From 5ddd20ed1a8554d476d4c7fbcd1fbe394f3959d3 Mon Sep 17 00:00:00 2001
From: Isaac Connor <isaac@zoneminder.com>
Date: Fri, 13 Sep 2019 14:34:53 -0400
Subject: [PATCH] refactor code.  Handle resample buffering during encoding
 instead of when closing file

---
 src/zm_ffmpeg.cpp     |  87 ++++++++++++++++++++++
 src/zm_ffmpeg.h       |  26 +++++++
 src/zm_videostore.cpp | 168 +++++++-----------------------------------
 src/zm_videostore.h   |   4 +-
 4 files changed, 142 insertions(+), 143 deletions(-)

diff --git a/src/zm_ffmpeg.cpp b/src/zm_ffmpeg.cpp
index 5616dcd91..55fc52f73 100644
--- a/src/zm_ffmpeg.cpp
+++ b/src/zm_ffmpeg.cpp
@@ -640,3 +640,90 @@ void zm_packet_copy_rescale_ts(const AVPacket *ipkt, AVPacket *opkt, const AVRat
   opkt->duration = ipkt->duration;
   av_packet_rescale_ts(opkt, src_tb, dst_tb);
 }
+
+#if defined(HAVE_LIBSWRESAMPLE) || defined(HAVE_LIBAVRESAMPLE)
+int zm_resample_audio(
+#if defined(HAVE_LIBSWRESAMPLE)
+    SwrContext *resample_ctx,
+#else
+#if defined(HAVE_LIBSWRESAMPLE)
+    AVAudioResampleContext *resample_ctx,
+#endif
+#endif
+    AVFrame *in_frame,
+    AVFrame *out_frame
+    ) {
+#if defined(HAVE_LIBSWRESAMPLE)
+  // Resample the in_frame into the audioSampleBuffer until we process the whole
+  // decoded data.
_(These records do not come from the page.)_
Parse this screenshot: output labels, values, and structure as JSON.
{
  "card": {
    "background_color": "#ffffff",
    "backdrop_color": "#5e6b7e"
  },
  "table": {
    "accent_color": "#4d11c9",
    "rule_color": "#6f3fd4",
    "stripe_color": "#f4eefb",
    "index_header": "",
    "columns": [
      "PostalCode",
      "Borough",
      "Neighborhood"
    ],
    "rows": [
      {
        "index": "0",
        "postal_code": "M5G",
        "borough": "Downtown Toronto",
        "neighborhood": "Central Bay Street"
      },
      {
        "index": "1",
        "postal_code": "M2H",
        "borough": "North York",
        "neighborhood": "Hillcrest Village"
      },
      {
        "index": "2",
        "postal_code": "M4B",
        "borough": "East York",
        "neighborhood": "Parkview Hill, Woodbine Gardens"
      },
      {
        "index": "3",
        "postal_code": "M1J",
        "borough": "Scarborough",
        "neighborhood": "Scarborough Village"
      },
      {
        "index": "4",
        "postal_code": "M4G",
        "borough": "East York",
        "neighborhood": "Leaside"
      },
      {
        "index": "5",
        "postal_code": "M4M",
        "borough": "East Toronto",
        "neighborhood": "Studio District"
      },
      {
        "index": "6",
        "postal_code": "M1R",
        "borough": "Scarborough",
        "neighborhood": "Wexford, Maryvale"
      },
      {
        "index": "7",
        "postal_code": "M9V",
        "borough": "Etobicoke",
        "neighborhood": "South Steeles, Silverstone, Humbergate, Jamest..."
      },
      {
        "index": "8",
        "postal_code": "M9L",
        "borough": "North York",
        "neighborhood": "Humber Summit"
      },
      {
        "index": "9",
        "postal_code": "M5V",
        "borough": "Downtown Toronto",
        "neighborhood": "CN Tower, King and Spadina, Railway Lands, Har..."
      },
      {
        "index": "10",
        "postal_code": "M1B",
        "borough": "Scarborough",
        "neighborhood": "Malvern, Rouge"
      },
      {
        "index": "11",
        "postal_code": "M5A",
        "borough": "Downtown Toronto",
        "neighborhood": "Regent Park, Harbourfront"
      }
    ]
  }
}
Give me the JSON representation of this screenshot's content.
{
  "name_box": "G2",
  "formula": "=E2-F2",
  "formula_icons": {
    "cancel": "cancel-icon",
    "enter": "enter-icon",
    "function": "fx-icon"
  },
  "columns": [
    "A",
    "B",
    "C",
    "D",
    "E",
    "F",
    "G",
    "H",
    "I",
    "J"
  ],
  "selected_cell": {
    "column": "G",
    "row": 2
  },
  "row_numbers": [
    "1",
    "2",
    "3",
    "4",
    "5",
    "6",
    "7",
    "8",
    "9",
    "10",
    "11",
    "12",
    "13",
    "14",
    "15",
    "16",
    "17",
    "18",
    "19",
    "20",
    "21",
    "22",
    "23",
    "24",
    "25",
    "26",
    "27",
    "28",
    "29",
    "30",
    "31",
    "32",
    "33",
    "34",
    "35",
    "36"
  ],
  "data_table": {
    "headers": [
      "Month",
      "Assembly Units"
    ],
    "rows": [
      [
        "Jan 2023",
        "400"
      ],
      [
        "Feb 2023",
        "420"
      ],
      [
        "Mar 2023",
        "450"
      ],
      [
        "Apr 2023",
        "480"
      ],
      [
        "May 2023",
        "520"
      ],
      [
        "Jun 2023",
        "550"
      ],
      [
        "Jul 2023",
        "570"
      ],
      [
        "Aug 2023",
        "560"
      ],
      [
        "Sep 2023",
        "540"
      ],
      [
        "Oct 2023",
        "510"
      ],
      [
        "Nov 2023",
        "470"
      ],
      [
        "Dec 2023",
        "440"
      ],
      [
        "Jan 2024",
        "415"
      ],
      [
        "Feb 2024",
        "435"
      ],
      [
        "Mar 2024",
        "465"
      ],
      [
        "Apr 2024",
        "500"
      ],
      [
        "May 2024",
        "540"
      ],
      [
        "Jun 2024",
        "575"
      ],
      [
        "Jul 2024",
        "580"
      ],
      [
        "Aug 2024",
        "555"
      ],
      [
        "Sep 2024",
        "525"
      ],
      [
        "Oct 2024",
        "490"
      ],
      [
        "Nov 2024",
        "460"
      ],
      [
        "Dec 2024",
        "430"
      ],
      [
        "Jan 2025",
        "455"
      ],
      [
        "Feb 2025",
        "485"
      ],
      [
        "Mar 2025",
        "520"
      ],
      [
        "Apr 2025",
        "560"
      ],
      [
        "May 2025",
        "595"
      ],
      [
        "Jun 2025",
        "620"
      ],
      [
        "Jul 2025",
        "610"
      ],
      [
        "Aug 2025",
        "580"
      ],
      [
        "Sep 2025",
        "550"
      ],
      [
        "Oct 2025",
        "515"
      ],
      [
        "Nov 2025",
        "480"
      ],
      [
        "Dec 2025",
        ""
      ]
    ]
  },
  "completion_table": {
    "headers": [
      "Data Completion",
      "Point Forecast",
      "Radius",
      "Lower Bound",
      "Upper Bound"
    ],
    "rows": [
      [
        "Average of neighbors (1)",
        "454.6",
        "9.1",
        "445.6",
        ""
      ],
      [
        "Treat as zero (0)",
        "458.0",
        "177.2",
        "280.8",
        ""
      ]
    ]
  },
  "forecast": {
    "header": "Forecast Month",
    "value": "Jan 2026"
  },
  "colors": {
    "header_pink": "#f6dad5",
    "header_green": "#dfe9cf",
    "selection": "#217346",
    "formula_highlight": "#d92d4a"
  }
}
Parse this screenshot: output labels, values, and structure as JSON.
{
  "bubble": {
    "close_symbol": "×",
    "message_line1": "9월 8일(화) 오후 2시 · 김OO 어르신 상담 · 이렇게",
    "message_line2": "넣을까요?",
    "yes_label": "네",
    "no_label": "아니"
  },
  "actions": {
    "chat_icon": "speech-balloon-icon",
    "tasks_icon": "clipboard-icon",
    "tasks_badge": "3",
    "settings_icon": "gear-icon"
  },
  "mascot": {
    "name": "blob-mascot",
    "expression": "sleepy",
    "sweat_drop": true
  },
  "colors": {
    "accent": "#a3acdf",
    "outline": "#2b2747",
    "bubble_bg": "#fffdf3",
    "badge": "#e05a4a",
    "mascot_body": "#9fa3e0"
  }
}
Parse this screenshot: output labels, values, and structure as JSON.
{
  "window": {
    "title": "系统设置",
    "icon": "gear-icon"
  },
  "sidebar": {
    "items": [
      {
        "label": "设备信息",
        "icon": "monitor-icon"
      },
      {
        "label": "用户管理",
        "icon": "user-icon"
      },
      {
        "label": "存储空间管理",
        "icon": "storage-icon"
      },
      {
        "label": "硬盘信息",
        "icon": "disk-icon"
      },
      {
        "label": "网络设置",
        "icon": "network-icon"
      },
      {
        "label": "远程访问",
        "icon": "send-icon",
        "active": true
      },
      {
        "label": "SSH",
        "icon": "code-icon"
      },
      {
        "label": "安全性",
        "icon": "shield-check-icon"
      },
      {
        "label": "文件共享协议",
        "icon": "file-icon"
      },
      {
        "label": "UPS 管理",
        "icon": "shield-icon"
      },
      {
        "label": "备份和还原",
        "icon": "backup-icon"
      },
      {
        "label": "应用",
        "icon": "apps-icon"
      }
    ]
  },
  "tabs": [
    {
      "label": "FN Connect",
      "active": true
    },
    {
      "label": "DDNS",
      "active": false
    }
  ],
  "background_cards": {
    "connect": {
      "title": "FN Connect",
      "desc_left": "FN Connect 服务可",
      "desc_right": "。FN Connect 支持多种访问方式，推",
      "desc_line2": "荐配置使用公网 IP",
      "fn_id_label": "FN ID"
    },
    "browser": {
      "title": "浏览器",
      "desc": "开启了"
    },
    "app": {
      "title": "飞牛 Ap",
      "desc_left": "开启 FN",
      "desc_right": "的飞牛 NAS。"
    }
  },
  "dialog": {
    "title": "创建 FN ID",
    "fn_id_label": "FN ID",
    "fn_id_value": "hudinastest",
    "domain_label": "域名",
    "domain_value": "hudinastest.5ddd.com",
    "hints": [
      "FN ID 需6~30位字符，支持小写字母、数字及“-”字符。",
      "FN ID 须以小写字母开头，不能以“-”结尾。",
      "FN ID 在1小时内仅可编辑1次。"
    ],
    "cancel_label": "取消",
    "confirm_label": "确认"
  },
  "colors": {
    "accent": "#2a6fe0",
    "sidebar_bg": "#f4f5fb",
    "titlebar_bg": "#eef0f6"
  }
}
Note: pts does not survive resampling or converting
+  Debug(2, "Converting %d to %d samples using swresample",
+      in_frame->nb_samples, out_frame->nb_samples);
+  int ret = swr_convert_frame(resample_ctx, out_frame, in_frame);
+  if ( ret < 0 ) {
+    Error("Could not resample frame (error '%s')",
+        av_make_error_string(ret).c_str());
+    return 0;
+  }
+  Debug(3,"sws_get_delay %d",
+      swr_get_delay(resample_ctx, out_frame->sample_rate));
+#else
+#if defined(HAVE_LIBAVRESAMPLE)
+  int ret = avresample_convert(resample_ctx, NULL, 0, 0, in_frame->data,
+                            0, in_frame->nb_samples);
+  if ( ret < 0 ) {
+    Error("Could not resample frame (error '%s')",
+        av_make_error_string(ret).c_str());
+    return 0;
+  }
+  int samples_available = avresample_available(resample_ctx);
+  if ( samples_available < out_frame->nb_samples ) {
+    Debug(1, "Not enough samples yet (%d)", samples_available);
+    return 0;
+  }
+
+  // Read a frame audio data from the resample fifo
+  if ( avresample_read(resample_ctx, out_frame->data, out_frame->nb_samples) !=
+      out_frame->nb_samples) {
+    Warning("Error reading resampled audio.");
+    return 0;
+  }
+#endif
+#endif
+  zm_dump_frame(out_frame, "Out frame after resample delay");
+  return 1;
+}
+#endif
+
+int zm_add_samples_to_fifo(AVAudioFifo *fifo, AVFrame *frame) {
+  int ret = av_audio_fifo_realloc(fifo, av_audio_fifo_size(fifo) + frame->nb_samples);
+  if ( ret < 0 ) {
+    Error("Could not reallocate FIFO to %d samples",
+        av_audio_fifo_size(fifo) + frame->nb_samples);
+    return 0;
+  }
+  /** Store the new samples in the FIFO buffer. */
+  ret = av_audio_fifo_write(fifo, (void **)frame->data, frame->nb_samples);
+  if ( ret < frame->nb_samples ) {
+    Error("Could not write data to FIFO. %d written, expecting %d. Reason %s",
+        ret, frame->nb_samples, av_make_error_string(ret).c_str());
+    return 0;
+  }
+  return 1;
+}
+
+int zm_get_samples_from_fifo(AVAudioFifo *fifo, AVFrame *frame) {
+  // AAC requires 1024 samples per encode.  Our input tends to be something else, so need to buffer them.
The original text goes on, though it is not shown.